The greatest decade in the history of mankind had ended, but as the hippie wigs went up for sale on the shelves of Woolworths, American cinema was entering the last of its golden ages. Following the downfall of the old studio system an explosion of young independent filmmakers with small budgets but big ideas were shaping the New Hollywood. Jack Nicholson, one its central figures, was fresh from his breakthrough appearance in Dennis Hopper’s iconic (if nigh on unwatchable) EASY RIDER (1969) after spending the sixties in perpetual collaboration with King of the B-movies Roger Corman. Nicholson and director Bob Rafelson had recently produced psychedelic Monkees vehicle HEAD (1968), but it was their next collaboration that would place them both at the centre of the New Hollywood and allow Nicholson to prove himself as a star attraction.
FIVE EASY PIECES (1970) has a curiously European feel for a film on the crest of an American cinematic revolution, perhaps because it deals so much with the subject of class. The film’s central character Bobby Dupea (Nicholson) is a classically-trained pianist who turned his back on his musical upbringing and suffocating family, all of whom are accomplished musicians. As the film opens he’s working on an oil field in Southern California, the distant wells photographed in melancholy fashion by cinematographer Laszlo Kovacs. He kills time by bowling, drinking beer and cheating on his long-suffering girlfriend Rayette (Karen Black), a waitress in a truck-stop diner with a Tammy Wynette obsession. Bobby is a new kind of leading man emblematic of American cinema in the seventies: film noir had always had its anti-heroes but they were mostly charismatic and, crucially, likable fellows who would often end up performing some admirable act despite themselves. Bobby, by his own admission, “runs away when things get bad” and seems to think telling his girlfriend that “no one would wanna hit on you, you look too pathetic” constitutes some kind of apology for acting like a jerk all evening. When he discovers that his father is dying he makes one last trip back home, with Rayette reluctantly in tow and Tammy Wynette (who else?) on the radio. This second half of the film turns the first on its head: whereas before it was Bobby who was in hiding, denying his roots, now it’s Rayette who’s the fish out of water.

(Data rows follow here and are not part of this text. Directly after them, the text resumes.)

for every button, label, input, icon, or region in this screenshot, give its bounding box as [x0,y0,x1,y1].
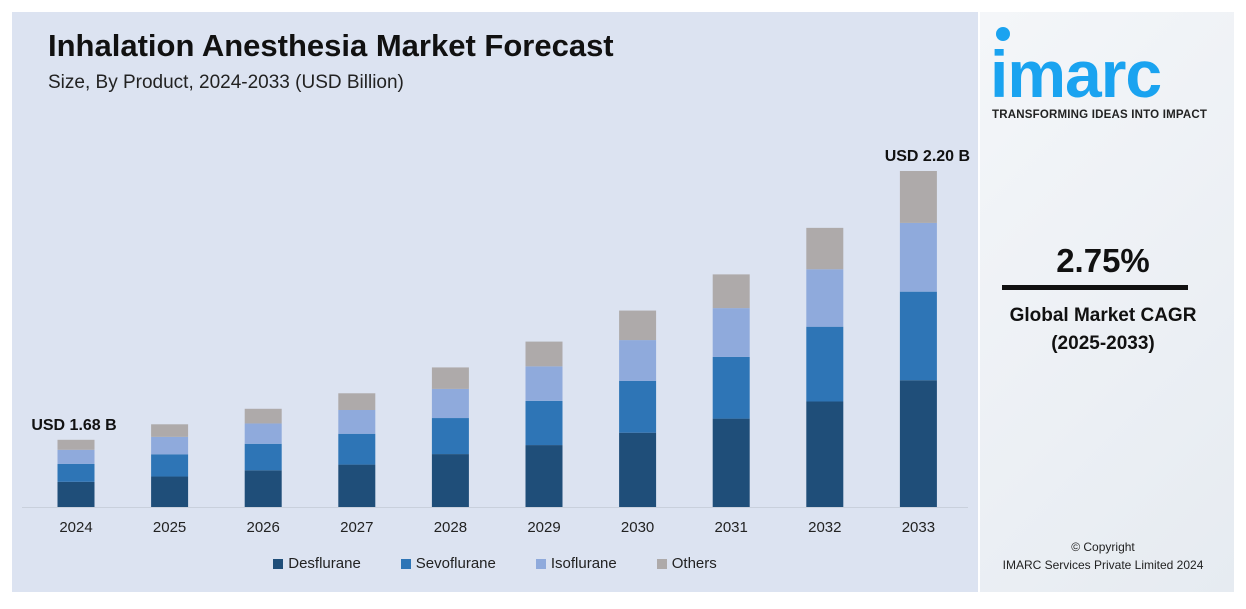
legend-item-isoflurane: Isoflurane [535,555,617,572]
bar-sevoflurane-2027 [338,433,376,465]
x-tick-label: 2028 [434,519,467,536]
bar-desflurane-2031 [712,418,750,507]
x-tick-label: 2027 [340,519,373,536]
logo-dot-icon [996,27,1010,41]
brand-sidebar: imarc TRANSFORMING IDEAS INTO IMPACT 2.7… [980,12,1234,592]
legend-item-desflurane: Desflurane [273,555,361,572]
bar-sevoflurane-2028 [431,418,469,455]
bar-desflurane-2028 [431,454,469,507]
legend-label: Isoflurane [550,555,617,572]
x-tick-label: 2030 [621,519,654,536]
bar-others-2025 [151,424,189,437]
copyright-line1: © Copyright [1071,540,1135,554]
bar-others-2028 [431,367,469,389]
bar-isoflurane-2027 [338,409,376,434]
bar-desflurane-2025 [151,476,189,507]
bar-sevoflurane-2032 [806,326,844,402]
legend-swatch [656,558,667,569]
x-tick-label: 2025 [153,519,186,536]
bar-desflurane-2030 [619,432,657,507]
bar-isoflurane-2024 [57,449,95,464]
bar-sevoflurane-2024 [57,463,95,482]
copyright: © Copyright IMARC Services Private Limit… [980,538,1226,574]
bar-others-2032 [806,227,844,270]
bar-isoflurane-2031 [712,308,750,357]
legend-label: Others [671,555,717,572]
logo-tagline: TRANSFORMING IDEAS INTO IMPACT [992,109,1208,121]
cagr-label-line2: (2025-2033) [1051,333,1155,354]
bar-sevoflurane-2026 [244,443,282,471]
bar-sevoflurane-2030 [619,380,657,433]
cagr-label-line1: Global Market CAGR [1009,305,1197,326]
bar-sevoflurane-2031 [712,356,750,419]
cagr-value: 2.75% [1056,242,1150,279]
x-tick-label: 2031 [715,519,748,536]
bar-desflurane-2024 [57,481,95,507]
bar-others-2026 [244,408,282,424]
x-tick-label: 2033 [902,519,935,536]
bar-isoflurane-2033 [899,222,937,292]
legend-item-others: Others [656,555,717,572]
chart-panel: Inhalation Anesthesia Market Forecast Si… [12,12,978,592]
bar-others-2024 [57,439,95,450]
bar-sevoflurane-2029 [525,400,563,446]
bar-isoflurane-2032 [806,269,844,327]
bar-sevoflurane-2025 [151,454,189,477]
bar-isoflurane-2030 [619,340,657,381]
chart-subtitle: Size, By Product, 2024-2033 (USD Billion… [48,72,404,93]
total-label-2024: USD 1.68 B [31,417,116,434]
bar-desflurane-2032 [806,401,844,507]
legend-label: Desflurane [288,555,361,572]
legend-swatch [535,558,546,569]
bar-isoflurane-2028 [431,388,469,419]
bar-desflurane-2026 [244,470,282,507]
stacked-bar-chart: 2024 USD 1.68 B 2025 2026 2027 2028 2029 2030 20… [22,148,970,536]
bar-others-2027 [338,393,376,410]
x-tick-label: 2029 [527,519,560,536]
bar-desflurane-2027 [338,464,376,507]
x-tick-label: 2032 [808,519,841,536]
bar-others-2029 [525,341,563,367]
imarc-logo: imarc [990,37,1162,111]
bar-isoflurane-2025 [151,436,189,455]
bar-sevoflurane-2033 [899,291,937,381]
total-label-2033: USD 2.20 B [885,148,970,165]
cagr-divider [1002,285,1188,290]
legend-label: Sevoflurane [415,555,496,572]
bar-others-2030 [619,310,657,341]
bar-isoflurane-2026 [244,423,282,444]
legend-item-sevoflurane: Sevoflurane [400,555,496,572]
legend-swatch [273,558,284,569]
x-tick-label: 2026 [247,519,280,536]
legend-swatch [400,558,411,569]
x-tick-label: 2024 [59,519,92,536]
bar-desflurane-2029 [525,445,563,507]
copyright-line2: IMARC Services Private Limited 2024 [1002,558,1204,572]
bar-isoflurane-2029 [525,366,563,401]
bar-others-2031 [712,274,750,309]
bar-others-2033 [899,171,937,223]
cagr-label: Global Market CAGR (2025-2033) [980,302,1226,358]
legend: Desflurane Sevoflurane Isoflurane Others [12,555,978,572]
bar-desflurane-2033 [899,380,937,507]
chart-title: Inhalation Anesthesia Market Forecast [48,28,614,63]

The two halves are bridged by the road trip to Washington state: a series of vignettes featuring two lesbian hitchhikers that includes the famous “chicken salad sandwich” scene. The scene is Nicholson in classic rant mode, but all the more effective because throughout the rest of the film he largely holds it in, the trademark crazy tics and outbursts that would characterise his later performances simmering just under the surface. Bobby eventually loses his temper with the hitchhikers, who are on their way to Alaska because they believe California is soon to drown in a “sea of filth”. They’re wingnuts, but you get the feeling that Bobby can’t stand them because they’re doing what he never could and leaving it all behind, however crazy they are. On reaching the Dupea family home we see why Bobby ran; his relations make THE ROYAL TENENBAUMS (2001) look grounded and well-adjusted. His father seems to have been trying to raise his children in perfect laboratory conditions to turn them into the ultimate musicians. Bobby considers himself to be the only failure. It’s in these scenes at the house that Karen Black’s Rayette comes into her own: some reviewers have criticised the film’s portrayal of the American working classes as one dimensional, but Black plays the role with such pathos and when she interrupts a pretentious philosophical discussion to ask “is there a TV in the house?”, she’s only saying what we’re all thinking.
Bobby’s eventual breakdown and confession in front of his father, who has been paralysed by a series of strokes so cannot respond or give any indication he can hear his son, gives Nicholson a chance to show off his emotional chops, but it’s the film’s ending that is most heartbreaking. As Bobby abandons Rayette at a gas station in the middle of nowhere by hitching a ride on a truck to Alaska, the camera stays on the gas station as the credits roll in silence and we watch the truck disappear into the distance (there’s something about this technique that I find really effective, one of the best bits of THE SILENCE OF THE LAMBS (1991) is watching Anthony Hopkins disappear into the crowd at the end). Made for less than a million dollars, FIVE EASY PIECES transcends its subject matter and becomes a commentary on the deep divisions in American society in the shadow of Vietnam and the turmoil of the sixties. It’s a complex and rewarding character study that never panders to its audience with easy answers. Why can’t we all just get along? This is why.